EDMONTON – La première ministre albertaine, Alison Redford, a nié avoir utilisé son ancien poste en tant que ministre de la Justice afin que la firme pour laquelle travaillait son ancien mari gère une poursuite de 10 milliards $ contre des compagnies de l’industrie du tabac.

Mme Redford a admis avoir rédigé une note en 2010 recommandant que le mandat soit donné à un consortium de firme d’avocats, incluant celle pour laquelle travaillait son ancien mari, Robert Hawkes.

Elle a indiqué à la législature, lors de la période de questions, que cette note représentait simplement ses pensées à l’époque et que la décision finale afin d’y aller avec ce consortium avait été prise par Verlyn Olson, qui l’a remplacée au ministère quand elle a quitté ses fonctions en 2011 afin de se présenter à la chefferie du Parti conservateur.

«Cette note représentait vraiment ce qui devait être considéré», a dit Mme Redford.

«Quatre mois plus tard, quand je n’étais pas ministre de la Justice, le gouvernement de l’Alberta, je suppose, a considéré les mêmes facteurs et c’est pour cette raison que cette décision a été prise.»

La chef du Parti Wildrose, Danielle Smith, et le chef du NPD, Brian Mason, ont déclaré que même en faisant abstraction du résultat, Mme Redford a fait part d’un manque de jugement en offrant son opinion dans un contrat qui aurait pu bénéficier son ancien mari.

M. Hawkes est resté près de Mme Redford au niveau professionnel en tant que conseiller et était le chef de son équipe de transition quand elle est devenue première ministre à l’automne 2011.

«Vous n’avez pas réalisé que c’était inapproprié pour vous d’être impliquée dans une décision qui aurait un impact financier majeur pour votre ancien mari?» a demandé M. Mason à Mme Redford.

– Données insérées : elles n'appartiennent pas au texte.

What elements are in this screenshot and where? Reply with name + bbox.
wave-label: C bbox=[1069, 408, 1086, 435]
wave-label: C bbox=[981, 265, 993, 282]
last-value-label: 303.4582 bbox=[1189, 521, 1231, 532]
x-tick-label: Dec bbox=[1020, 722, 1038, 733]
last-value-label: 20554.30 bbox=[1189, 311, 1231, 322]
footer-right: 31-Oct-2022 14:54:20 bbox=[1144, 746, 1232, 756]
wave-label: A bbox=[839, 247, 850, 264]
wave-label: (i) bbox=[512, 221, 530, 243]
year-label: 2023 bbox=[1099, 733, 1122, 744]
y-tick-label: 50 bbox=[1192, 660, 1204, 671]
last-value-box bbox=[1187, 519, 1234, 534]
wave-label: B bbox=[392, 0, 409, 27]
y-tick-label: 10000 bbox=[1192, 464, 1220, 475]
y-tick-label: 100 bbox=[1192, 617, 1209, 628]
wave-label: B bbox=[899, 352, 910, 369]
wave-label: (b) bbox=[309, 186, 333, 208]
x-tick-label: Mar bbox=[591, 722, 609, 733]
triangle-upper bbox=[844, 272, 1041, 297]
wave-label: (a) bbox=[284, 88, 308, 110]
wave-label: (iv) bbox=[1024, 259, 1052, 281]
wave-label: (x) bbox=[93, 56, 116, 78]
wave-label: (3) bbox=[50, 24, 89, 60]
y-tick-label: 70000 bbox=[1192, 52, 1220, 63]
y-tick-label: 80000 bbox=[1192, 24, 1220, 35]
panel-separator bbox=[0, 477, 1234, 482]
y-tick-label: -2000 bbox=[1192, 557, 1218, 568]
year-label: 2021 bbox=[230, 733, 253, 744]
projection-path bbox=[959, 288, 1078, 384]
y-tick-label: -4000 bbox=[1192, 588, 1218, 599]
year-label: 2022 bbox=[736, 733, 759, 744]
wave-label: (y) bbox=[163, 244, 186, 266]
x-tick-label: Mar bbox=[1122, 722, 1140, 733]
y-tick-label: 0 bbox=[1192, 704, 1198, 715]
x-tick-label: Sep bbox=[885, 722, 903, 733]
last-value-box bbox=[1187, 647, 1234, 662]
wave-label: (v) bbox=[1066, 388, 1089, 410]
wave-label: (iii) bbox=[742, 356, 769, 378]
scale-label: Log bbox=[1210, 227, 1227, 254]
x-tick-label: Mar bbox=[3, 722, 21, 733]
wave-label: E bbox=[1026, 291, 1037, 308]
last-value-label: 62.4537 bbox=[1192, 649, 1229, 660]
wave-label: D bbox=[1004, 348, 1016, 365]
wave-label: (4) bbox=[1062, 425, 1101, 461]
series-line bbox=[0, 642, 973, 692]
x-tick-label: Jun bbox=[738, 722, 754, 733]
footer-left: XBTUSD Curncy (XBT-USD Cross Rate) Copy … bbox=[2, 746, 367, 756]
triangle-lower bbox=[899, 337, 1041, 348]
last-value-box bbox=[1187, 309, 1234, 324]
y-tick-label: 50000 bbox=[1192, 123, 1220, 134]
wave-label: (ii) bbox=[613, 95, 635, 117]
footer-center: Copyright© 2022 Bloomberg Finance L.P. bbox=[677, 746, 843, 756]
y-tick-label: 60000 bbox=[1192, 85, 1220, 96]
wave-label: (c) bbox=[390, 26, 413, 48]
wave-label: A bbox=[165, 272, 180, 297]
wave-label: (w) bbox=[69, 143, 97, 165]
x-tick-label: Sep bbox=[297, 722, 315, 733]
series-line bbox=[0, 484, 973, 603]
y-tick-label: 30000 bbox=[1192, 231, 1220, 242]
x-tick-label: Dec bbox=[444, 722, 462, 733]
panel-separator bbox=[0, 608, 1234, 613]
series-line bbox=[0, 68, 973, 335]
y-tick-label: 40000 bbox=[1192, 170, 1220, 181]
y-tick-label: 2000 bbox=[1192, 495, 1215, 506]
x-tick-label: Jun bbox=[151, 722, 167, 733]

Mme Redford, elle-même une avocate, est restée assise sur les bancs afin de répondre aux questions des Wildrose et de M. Mason en plus de renvoyer certaines questions à Jonathan Denis, qui est présentement ministre de la Justice.

Mais quand un porte-parole des Wildrose, Rob Anderson, qui est aussi avocat, a sous-entendu que les actions de Mme Redford violaient ses obligations envers la profession judiciaire et qu’il était impossible de porter plainte contre Mme Redford puisque le président désigné du Barreau faisait aussi partie de l’équipe en charge de la poursuite contre les compagnies de l’industrie du tabac, son attitude a changé.

Mme Redford a bondi de son siège.

«C’est complètement absurde», a-t-elle répliqué.

«Si cette personne (M. Anderson), qui théoriquement devrait comprendre ce qu’est le Barreau, est maintenant prête à diffamer contre toute la profession judiciaire de la province, et bien je n’ai aucune idée vers où cette discussion s’en va.

«Mais si ce membre ‘honorable’ décide de porter plainte, qu’il le fasse!» a-t-elle déclaré alors que les membres de son cabinet l’encourageaient.

La controverse entourant la poursuite contre les compagnies de l’industrie du tabac a fait surface mercredi, quand CBC a diffusé un rapport détaillant comment le ministère de la Justice a embauché International Tobacco Recovery Lawyers (TRL), un consortium de firmes d’avocats de la Floride, d’Ontario et d’Alberta, en 2011.